PE: Igreja pede que ordem judicial de reintegração de posse respeite direitos humanos

Devido à pandemia do novo coronavírus, o período de isolamento social e a recomendação para ficar em casa seguem por tempo indeterminado para a maioria dos brasileiros. A exceção à regra, porém, passou a valer para seis famílias pobres que vivem na cidade de Palmares, mata sul de Pernambuco. Para elas o prazo tem dia e hora para acabar: às 8h do próximo dia 5 de agosto.

A determinação foi expedida no último dia 30 de março pela justiça federal. A ordem atende a um pedido de reintegração de posse do Departamento Nacional de Infraestrutura de Transportes (Dnit) em favor da Transnordestina Logística, ou seja, sair de casa para essas famílias significa nunca mais voltar.

A sentença, naturalmente, provocou desespero em cerca de 380 famílias que vivem na chamada área de domínio (15 metros do centro para cada margem do trilho) da antiga linha férrea que corta a cidade. A denúncia foi feita pelo bispo da Diocese de Palmares, dom Henrique Soares da Costa, que cobra uma solução com garantia de moradia digna a quem está prestes a perder o lar.

“Foi nesta casa que cresci com meu irmão e vi a luta da minha mãe para nos manter aqui nesses 25 anos trabalhando em plantação e tudo mais que aparecesse. Quando dei a notícia que teríamos que sair ela passou mal. Como uma pessoa que lutou a vida toda se sente quando sabe que na velhice vai perder o único bem que tem?”, questiona Josilene Maria da Conceição, 29 anos, filha da aposentada Maria Idalina, 76 anos.

Além de Maria Idalina, as outras condenadas a abandonarem o lar onde sempre viveram com suas famílias coincidentemente se chamam Maria. Uma delas, já falecida, é mãe de Nelito Veloso da Silva (foto), 63 anos, que há 20 perdeu a visão por causa de um glaucoma.

Impossibilitado de trabalhar, Nelito vive na casa herdada da mãe com a ajuda do auxílio-doença no valor de um salário mínimo (R$ 1.045). A angústia de ser do grupo de risco da Covid-19 se soma agora a de não saber onde vai morar com o irmão mais velho, a filha e o neto.

“Nós não temos para onde ir, nem nossa família nem ninguém que mora aqui perto da linha do trem. Estamos desesperados”, afirma.

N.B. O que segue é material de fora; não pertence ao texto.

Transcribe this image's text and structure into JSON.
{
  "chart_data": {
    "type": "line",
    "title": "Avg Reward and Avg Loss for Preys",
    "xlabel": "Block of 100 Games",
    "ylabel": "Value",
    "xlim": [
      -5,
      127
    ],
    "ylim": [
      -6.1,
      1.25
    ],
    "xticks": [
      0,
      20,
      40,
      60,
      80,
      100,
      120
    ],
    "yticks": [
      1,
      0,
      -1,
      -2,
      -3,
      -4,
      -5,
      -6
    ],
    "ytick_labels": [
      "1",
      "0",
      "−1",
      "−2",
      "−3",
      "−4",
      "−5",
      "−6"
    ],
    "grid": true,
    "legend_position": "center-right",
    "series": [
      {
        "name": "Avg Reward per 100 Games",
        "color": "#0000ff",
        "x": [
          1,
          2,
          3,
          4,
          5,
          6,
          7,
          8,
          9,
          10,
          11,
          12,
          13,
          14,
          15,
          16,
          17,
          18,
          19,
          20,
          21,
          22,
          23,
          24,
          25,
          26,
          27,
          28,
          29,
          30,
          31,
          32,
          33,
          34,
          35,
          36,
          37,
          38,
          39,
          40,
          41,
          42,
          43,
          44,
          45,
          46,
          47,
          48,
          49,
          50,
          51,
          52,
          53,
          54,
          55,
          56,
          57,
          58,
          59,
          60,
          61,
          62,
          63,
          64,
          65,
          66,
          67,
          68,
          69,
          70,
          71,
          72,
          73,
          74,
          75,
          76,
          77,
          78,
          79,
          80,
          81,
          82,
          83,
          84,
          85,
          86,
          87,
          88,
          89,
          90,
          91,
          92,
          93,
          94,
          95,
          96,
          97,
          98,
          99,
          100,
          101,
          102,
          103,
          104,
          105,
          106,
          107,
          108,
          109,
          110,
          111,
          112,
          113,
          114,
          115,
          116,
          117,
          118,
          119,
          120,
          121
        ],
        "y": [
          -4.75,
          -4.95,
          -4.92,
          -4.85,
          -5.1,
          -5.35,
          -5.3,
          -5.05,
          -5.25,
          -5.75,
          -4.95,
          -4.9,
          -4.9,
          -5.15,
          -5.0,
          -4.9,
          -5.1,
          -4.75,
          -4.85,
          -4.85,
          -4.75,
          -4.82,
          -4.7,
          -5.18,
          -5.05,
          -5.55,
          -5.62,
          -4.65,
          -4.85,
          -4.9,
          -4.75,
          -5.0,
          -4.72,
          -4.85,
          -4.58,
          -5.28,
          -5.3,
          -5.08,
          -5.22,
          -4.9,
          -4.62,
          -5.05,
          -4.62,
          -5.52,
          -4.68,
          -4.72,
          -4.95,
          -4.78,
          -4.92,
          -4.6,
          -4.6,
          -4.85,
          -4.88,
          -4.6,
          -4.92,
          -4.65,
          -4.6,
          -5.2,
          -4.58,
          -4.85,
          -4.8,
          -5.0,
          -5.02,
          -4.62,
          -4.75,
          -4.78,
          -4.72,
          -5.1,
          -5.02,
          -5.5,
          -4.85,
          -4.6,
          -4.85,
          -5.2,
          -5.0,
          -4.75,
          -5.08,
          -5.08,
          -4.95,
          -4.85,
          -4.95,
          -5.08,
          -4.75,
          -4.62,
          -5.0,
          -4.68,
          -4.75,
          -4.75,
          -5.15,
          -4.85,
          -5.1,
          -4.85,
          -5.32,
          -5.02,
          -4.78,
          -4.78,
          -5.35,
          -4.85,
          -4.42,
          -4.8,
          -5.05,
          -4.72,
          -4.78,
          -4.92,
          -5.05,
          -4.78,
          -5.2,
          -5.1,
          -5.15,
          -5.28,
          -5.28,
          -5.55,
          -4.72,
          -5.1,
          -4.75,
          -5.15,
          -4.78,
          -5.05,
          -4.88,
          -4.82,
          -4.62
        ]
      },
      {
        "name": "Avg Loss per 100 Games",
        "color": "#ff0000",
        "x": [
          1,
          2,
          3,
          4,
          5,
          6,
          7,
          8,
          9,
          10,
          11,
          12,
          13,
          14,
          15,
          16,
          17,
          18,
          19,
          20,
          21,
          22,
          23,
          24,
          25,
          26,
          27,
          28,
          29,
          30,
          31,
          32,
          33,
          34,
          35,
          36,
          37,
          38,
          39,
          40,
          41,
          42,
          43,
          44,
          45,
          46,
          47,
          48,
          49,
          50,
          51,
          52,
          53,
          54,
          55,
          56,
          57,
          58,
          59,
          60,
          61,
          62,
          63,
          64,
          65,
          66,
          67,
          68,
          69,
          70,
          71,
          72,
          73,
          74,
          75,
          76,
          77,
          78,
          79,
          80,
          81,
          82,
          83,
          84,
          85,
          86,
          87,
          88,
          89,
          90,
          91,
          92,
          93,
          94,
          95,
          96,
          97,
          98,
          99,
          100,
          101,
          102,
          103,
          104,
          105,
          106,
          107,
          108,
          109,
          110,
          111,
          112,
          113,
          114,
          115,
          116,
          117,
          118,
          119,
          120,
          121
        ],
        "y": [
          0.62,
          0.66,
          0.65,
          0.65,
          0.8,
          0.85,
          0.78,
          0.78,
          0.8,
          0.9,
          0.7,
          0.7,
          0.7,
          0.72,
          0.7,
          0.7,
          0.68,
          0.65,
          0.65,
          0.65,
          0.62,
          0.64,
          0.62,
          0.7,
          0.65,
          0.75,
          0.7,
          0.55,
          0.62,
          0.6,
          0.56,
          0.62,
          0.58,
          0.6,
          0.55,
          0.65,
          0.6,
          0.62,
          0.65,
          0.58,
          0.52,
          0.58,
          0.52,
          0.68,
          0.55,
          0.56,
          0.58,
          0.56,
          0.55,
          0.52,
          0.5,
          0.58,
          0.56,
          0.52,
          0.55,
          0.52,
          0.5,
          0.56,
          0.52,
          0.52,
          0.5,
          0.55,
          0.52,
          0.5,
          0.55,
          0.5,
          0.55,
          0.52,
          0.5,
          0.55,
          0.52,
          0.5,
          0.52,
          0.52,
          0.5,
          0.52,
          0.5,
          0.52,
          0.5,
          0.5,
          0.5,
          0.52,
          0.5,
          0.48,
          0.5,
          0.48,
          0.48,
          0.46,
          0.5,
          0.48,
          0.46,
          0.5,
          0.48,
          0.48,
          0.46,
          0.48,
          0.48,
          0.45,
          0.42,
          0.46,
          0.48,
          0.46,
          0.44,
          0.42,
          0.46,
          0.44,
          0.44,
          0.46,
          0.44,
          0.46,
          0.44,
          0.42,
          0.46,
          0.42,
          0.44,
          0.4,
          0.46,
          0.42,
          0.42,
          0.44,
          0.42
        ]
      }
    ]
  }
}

Desenvolvimento econômico sem direitos humanos

O trecho da ferrovia em disputa faz parte do projeto de recuperação da nova Transnordestina que liga os portos de Pecém (CE) a Suape (PE). A implantação do empreendimento começou em 2006 há um custo estimado de R$ 5,4 bilhões, no entanto, dez anos depois do início das obras o Governo Federal já havia gasto R$ 6,2 bilhões e concluído apenas 52% da ferrovia.

No chamado tronco Recife-Sul, a intervenção deve desabrigar quase 5.000 famílias nos territórios da Diocese de Palmares e da Arquidiocese de Olinda e Recife. “A União deixou que as pessoas construíssem suas casas e vivessem ali durante quase 50 anos, abandonou essas famílias. Agora, mesmo com as obras da Transnordestina paradas, a justiça decide tirá-las de seus lares sem oferecer o mínimo de dignidade”, diz dom Henrique.

De acordo com o bispo, há seis anos a diocese com voluntários da Comissão de Justiça e Paz e das Pastorais Sociais trabalha por um acordo que não viole os direitos humanos dos moradores da região. Dom Henrique, nesse período, já dialogou com deputados, prefeitos, vereadores, ministros, senadores, representantes do Dnit e da Transnordestina Logística e com o governador de Pernambuco, Paulo Câmara.

“O governador prometeu que nenhuma casa seria derrubada. Esperamos que ele busque o entendimento ou com a justiça federal para ao menos suspender a execução dessa ordem de reintegração de posse, ou num acordo com o Governo Federal garanta novas casas às famílias”, diz o prelado.